Antropomorto
È evidente che poter sviluppare un rapporto intimo con un territorio fino a considerarlo “proprio”, nella sua accezione puramente affettiva, sia una grande fortuna, nonché una dichiarazione di amore. Antropomorto è la visione fotografica soggettiva della pianura bolognese, della sua storia, dei capitoli che emergono significativamente, e di ciò che attrae quotidianamente l’occhio del fotografo e che viene catturato con la mente, con gli occhi e con l’obiettivo della macchina fotografica.
Viviamo nell’era dell’Antropocene, l’epoca geologica in cui l’ambiente terrestre, nell’insieme delle sue caratteristiche fisiche, chimiche e biologiche, è fortemente condizionato su scala sia locale che globale dagli effetti dell’azione umana. L’impatto dell’uomo plasma e sfregia, divenendo la causa primaria di un cambiamento permanente del pianeta. All’alba del terzo millennio, la mano umana è sempre più assente nei processi produttivi, relazionali e sociali e viene rimpiazzata dal segno che questa lascia tramite l’utilizzo di algoritmi, robotica, e automatismi.
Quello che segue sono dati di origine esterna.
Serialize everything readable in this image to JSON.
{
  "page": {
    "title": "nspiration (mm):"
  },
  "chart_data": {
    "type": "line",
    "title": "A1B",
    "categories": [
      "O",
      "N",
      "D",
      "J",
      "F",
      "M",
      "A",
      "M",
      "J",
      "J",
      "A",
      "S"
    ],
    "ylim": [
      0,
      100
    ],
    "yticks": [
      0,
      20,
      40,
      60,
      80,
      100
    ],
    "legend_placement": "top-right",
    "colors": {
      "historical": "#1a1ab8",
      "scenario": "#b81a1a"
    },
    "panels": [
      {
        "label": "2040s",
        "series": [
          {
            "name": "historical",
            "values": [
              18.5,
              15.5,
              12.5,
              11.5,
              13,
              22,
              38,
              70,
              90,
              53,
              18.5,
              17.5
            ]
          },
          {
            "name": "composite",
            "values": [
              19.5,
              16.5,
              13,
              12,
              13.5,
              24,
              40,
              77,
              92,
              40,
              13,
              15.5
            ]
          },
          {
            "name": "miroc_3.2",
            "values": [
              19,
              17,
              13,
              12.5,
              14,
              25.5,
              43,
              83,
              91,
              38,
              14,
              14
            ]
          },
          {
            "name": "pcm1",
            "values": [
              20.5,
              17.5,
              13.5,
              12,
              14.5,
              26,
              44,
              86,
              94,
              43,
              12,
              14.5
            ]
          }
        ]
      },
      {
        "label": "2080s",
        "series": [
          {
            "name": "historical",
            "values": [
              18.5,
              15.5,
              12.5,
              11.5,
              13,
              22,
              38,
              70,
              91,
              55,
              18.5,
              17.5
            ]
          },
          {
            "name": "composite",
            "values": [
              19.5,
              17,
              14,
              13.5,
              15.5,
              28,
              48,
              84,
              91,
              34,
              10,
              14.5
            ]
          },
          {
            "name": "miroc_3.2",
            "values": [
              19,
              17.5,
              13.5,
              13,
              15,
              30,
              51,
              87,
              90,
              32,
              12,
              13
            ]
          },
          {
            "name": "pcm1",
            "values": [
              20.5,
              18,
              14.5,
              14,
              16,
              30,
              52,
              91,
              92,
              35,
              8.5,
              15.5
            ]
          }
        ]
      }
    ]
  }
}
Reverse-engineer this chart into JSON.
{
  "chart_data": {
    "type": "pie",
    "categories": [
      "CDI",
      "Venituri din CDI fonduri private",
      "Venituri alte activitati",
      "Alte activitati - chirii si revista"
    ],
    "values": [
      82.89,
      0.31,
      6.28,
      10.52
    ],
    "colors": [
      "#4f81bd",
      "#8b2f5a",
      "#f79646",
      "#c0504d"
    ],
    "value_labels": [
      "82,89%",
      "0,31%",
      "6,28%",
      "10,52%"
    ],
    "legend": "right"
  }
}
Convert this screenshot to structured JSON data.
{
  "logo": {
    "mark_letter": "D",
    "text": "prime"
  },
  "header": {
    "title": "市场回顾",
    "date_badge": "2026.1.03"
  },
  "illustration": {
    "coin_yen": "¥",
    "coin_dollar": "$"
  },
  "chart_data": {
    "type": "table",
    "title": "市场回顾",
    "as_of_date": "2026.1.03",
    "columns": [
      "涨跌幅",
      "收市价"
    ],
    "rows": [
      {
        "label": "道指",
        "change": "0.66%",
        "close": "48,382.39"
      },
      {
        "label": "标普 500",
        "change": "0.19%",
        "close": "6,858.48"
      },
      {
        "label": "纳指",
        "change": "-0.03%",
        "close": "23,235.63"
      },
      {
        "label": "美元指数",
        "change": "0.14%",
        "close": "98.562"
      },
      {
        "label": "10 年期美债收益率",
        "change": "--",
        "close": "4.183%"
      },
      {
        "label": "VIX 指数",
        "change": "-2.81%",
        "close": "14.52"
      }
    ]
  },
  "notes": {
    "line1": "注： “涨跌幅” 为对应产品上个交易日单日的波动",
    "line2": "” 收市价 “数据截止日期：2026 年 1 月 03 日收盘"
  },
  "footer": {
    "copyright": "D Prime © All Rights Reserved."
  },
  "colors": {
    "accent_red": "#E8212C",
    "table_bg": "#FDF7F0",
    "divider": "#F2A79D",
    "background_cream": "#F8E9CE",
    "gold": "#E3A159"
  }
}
Antropomorto è un progetto fotografico che si ispira a un editoriale della Società Fotografica Subalpina di Torino 1899 concepito da Enzo Petrusio nel 2019. Secondo l’autore prima, in fotografia, c’era l’uomo, deus ex-machina che si occupava di tutti i processi creativi e artigianali. La pellicola era materia. Materia era l’involucro che la conteneva. C’era un moderato fascino anche nel rituale dell’acquisto, dell’utilizzo e della gestione di tutto il percorso vitale della pellicola e della sua trasformazione. Si andava allo sviluppo, lì c’era un uomo, un tecnico o un negoziante che se ne occupava. Lo stesso uomo rendeva brevi manu l’opera. Ma in tutto questo la presenza umana era tangibile, te ne potevi anche accorgere dalle impronte digitali che talvolta lasciava sulle emulsioni. Successivamente sono arrivati gli algoritmi e la materia è sparita dentro un francobollo di plastica che chiamiamo scheda.
Le fotografie hanno smesso di esistere, noi crediamo di averle ma non ci sono più, almeno non il corpo. Sono numeri, codici infinitesimali che stanno nelle memory card. Sono diventate dei pattern replicabili come dei blade runner e come loro hanno perso la parte umana, quella più intima e personale. Hanno perso quella materia che occupava spazi nei cassetti di casa o dentro gli album.
(Enzo Petrusio, 2019)
L’assenza graduale della presenza umana nelle dinamiche relazionali del nostro territorio, così come nella nostra società, è il punto di partenza del progetto. Così come Petrusio ci illustra nel mondo della fotografia, anche negli ambiti quotidiani della vita di queste terre la presenza umana sta pian piano mutando, lasciando spazio ai segni che questa lascia silenziosa. Si stanno perdendo mestieri, relazioni, gestualità, ritmi e spazi, e se ne stanno ricreando di nuovi. Antropomorto non vuole denunciare il processo di abbandono, bensì tramite lo strumento della fotografia analogica, tecnica oggi antropomorta per natura, vuole far riflettere l’osservatore sulla condizione di questa campagna. Le foto raccontano questi spazi e ci accompagnano in un viaggio trascendentale nella campagna bolognese. Lo storytelling è caratterizzato dalla continua ricerca umana attraverso la ciclicità dei sogni, della vita e della morte, della rinascita e del continuo affermarsi di una nuova società umana.
Nicola Iafrate
Nicola Iafrate è nato e cresciuto nelle campagne bolognesi, nel nord Italia, dove vive tuttora con Anna, la sua compagna. Attualmente studia presso l’Università di Scienze Gastronomiche di Pollenzo, in Italia. Ha raggiunto il titolo di Laurea in Scienze Gastronomiche presso l’Università di Parma. Il fascino estetico e il potere relazionale del cibo lo ha portato ad approfondire questo percorso di studi. La passione per la montagna è l’eredità più preziosa di nonna Rosanna, insieme a una kodak retina 2a, grazie alla quale si è appassionato alla fotografia. Ha studiato fotografia allo Spazio Labò, rinomata scuola di fotografia in Italia. È appassionato di storia e vita all’aria aperta.